Comment #8 by mk — 2013-06-01T05:12:20Z
I'm reopening this, because I noticed the problem (core.exception.OutOfMemoryError after about 20000 iterations) still exists on Windows XP 32bit with latest dmd 2.063. Works ok on Linux though.
Comment #9 by safety0ff.bugz — 2014-02-14T20:07:41Z
(In reply to comment #8)
> I'm reopening this, because I noticed the problem
> (core.exception.OutOfMemoryError after about 20000 iterations) still exists on
> Windows XP 32bit with latest dmd 2.063. Works ok on Linux though.
The original bug was fixed.
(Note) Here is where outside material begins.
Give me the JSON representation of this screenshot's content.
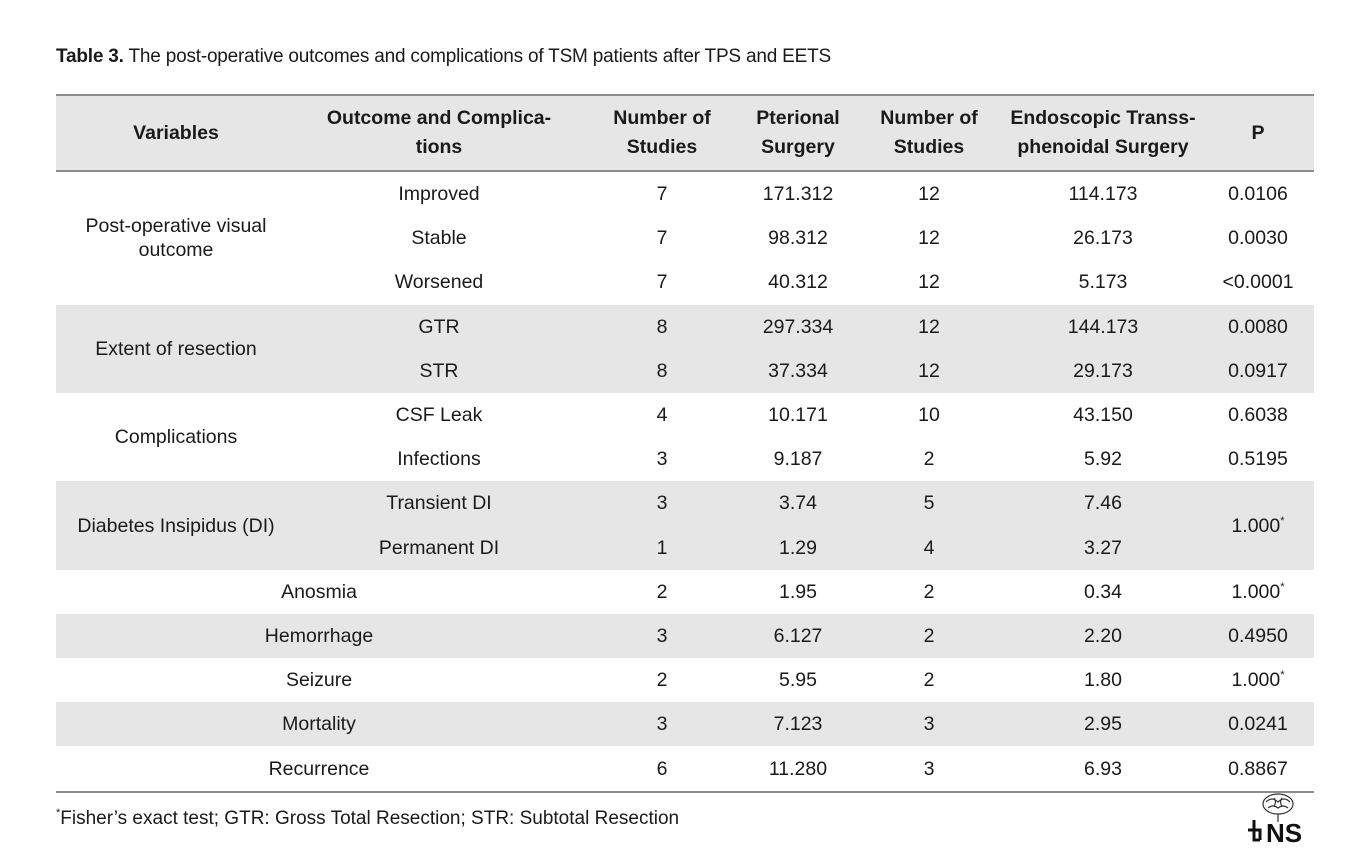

Your observation is due to false pointers, consider the code at the end of this comment:
When version = A is enabled, the false pointers cause memory to be considered alive much longer, exactly like the code in the OP.
When version = A is disabled, only pointers to the start of the memory block make the GC consider it "alive," so less memory is retained by false pointers.
-------------- Begin Code ----------------------
import std.stdio;
import core.memory;
version = A;
void main()
{
for(uint i=1; i!=0; i++)
{
version(A) auto tmp = cast(char*)GC.malloc(i * 1024, GC.BlkAttr.NO_SCAN);
else auto tmp = cast(char*)GC.malloc(i * 1024, GC.BlkAttr.NO_SCAN | GC.BlkAttr.NO_INTERIOR);
for (uint j = 0; j<i*1024; j+=1024)
tmp[j] = 0; // poke the memory
if(i % 1_000 == 0)
writefln("%d iterations, roughly %.1f MiB", i, i/1024.0);
}
}
-------------- End Code -------------------------
Comment #10 by safety0ff.bugz — 2014-02-14T23:22:30Z
*** Issue 1980 has been marked as a duplicate of this issue. ***